Texte intégral
COUR D'APPEL DE COLMAR
Chambre 6 (Etrangers)
N° RG 23/03881 - N° Portalis DBVW-V-B7H-IFTA
N° de minute : 345/2023
ORDONNANCE
Nous, Sylvie ARNOUX, Conseiller à la Cour d'Appel de Colmar, agissant par délégation de la première présidente, assisté de Laura BONEF, greffier ;
Dans l'affaire concernant :
M. [P] [L]
né le 16 Mars 1977 à [Localité 2]
de nationalité polonaise
Actuellement retenu au centre de rétention de [Localité 1]

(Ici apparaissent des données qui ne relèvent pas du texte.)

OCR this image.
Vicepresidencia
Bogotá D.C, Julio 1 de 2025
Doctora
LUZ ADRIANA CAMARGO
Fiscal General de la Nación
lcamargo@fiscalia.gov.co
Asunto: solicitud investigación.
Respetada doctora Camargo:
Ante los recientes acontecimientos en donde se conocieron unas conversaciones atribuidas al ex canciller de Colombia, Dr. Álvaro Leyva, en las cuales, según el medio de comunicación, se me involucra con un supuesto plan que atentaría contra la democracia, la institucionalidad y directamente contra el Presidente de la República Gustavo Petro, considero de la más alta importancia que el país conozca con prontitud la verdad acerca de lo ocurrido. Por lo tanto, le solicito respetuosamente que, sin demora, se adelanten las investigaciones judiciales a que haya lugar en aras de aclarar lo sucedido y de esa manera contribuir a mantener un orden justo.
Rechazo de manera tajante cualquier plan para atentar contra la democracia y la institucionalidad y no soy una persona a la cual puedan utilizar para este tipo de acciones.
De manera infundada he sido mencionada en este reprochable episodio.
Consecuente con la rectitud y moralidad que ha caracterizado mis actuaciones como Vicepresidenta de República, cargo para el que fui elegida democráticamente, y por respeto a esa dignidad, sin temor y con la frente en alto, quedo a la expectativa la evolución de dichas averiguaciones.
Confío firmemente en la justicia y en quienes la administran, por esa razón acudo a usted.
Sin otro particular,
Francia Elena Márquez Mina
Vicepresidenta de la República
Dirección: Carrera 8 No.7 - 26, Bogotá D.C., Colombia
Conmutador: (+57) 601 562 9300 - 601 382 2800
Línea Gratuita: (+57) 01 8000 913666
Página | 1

VU les articles L.141-2 et L.141-3, L.251-1 à L.261-1, L.611-1 à L.614-19, L.711-2, L.721-3 à L.722-8, L.732-8 à L.733-16, L.741-1 à L.744-17, L.751-9 à L.754-1, L761-8, R.741-1, R.744-16, R.761-5 du Code de l'Entrée et du Séjour des Etrangers et du Droit d'Asile (CESEDA) ;
VU l'arrêté pris le 04 novembre 2023 par Mme LA PREFETE DU BAS-RHIN faisant obligation à M. [P] [L] de quitter le territoire français ;
VU la décision de placement en rétention administrative prise le 04 novembre 2023 par Mme LA PREFETE DU BAS-RHIN à l'encontre de M. [P] [L], notifiée à l'intéressé le même jour à 19h30 ;
VU le recours de M. [P] [L] daté du 06 novembre 2023, reçu et enregistré le même jour à 18h04 au greffe du tribunal, par lequel il demande au tribunal d'annuler la décision de placement en rétention administrative pris à son encontre ;
VU la requête de Mme LA PREFETE DU BAS-RHIN datée du 06 novembre 2023, reçue et enregistrée le même jour à 15h54 au greffe du tribunal, tendant à la prolongation de la rétention administrative pour une durée de 28 jours de M. [P] [L] ;
VU l'ordonnance rendue le 07 Novembre 2023 à 10h47 par le juge des libertés et de la détention du tribunal judiciaire de Strasbourg, rejetant le recours de M. [P] [L], déclarant la requête de Mme LA PREFETE DU BAS-RHIN recevable et la procédure régulière, et ordonnant la prolongation de la rétention de M. [P] [L] au centre de rétention de Geispolsheim, ou dans tout autre centre ne dépendant pas de l'administration pénitentiaire, pour une durée de 28 jours à compter du 06 novembre 2023 ;
VU l'appel de cette ordonnance interjeté par M. [P] [L] par voie électronique reçue au greffe de la Cour le 07 Novembre 2023 à 17h52 ;
VU la proposition de Mme LA PREFETE DU BAS-RHIN par voie électronique reçue le 08 novembre 2023 afin que l'audience se tienne par visioconférence,
VU les avis d'audience délivrés le 08 novembre 2023 à l'intéressé, à Maître Vincent MERRIEN, avocat de permanence, à Mme [Z] [I], interprète en langue polonaise assermenté, à Mme LA PREFETE DU BAS-RHIN et à M. Le Procureur Général;
Le représentant de Mme LA PREFETE DU BAS-RHIN, intimé, dûment informé de l'heure de l'audience par courrier électronique du 08 novembre 2023, a comparu.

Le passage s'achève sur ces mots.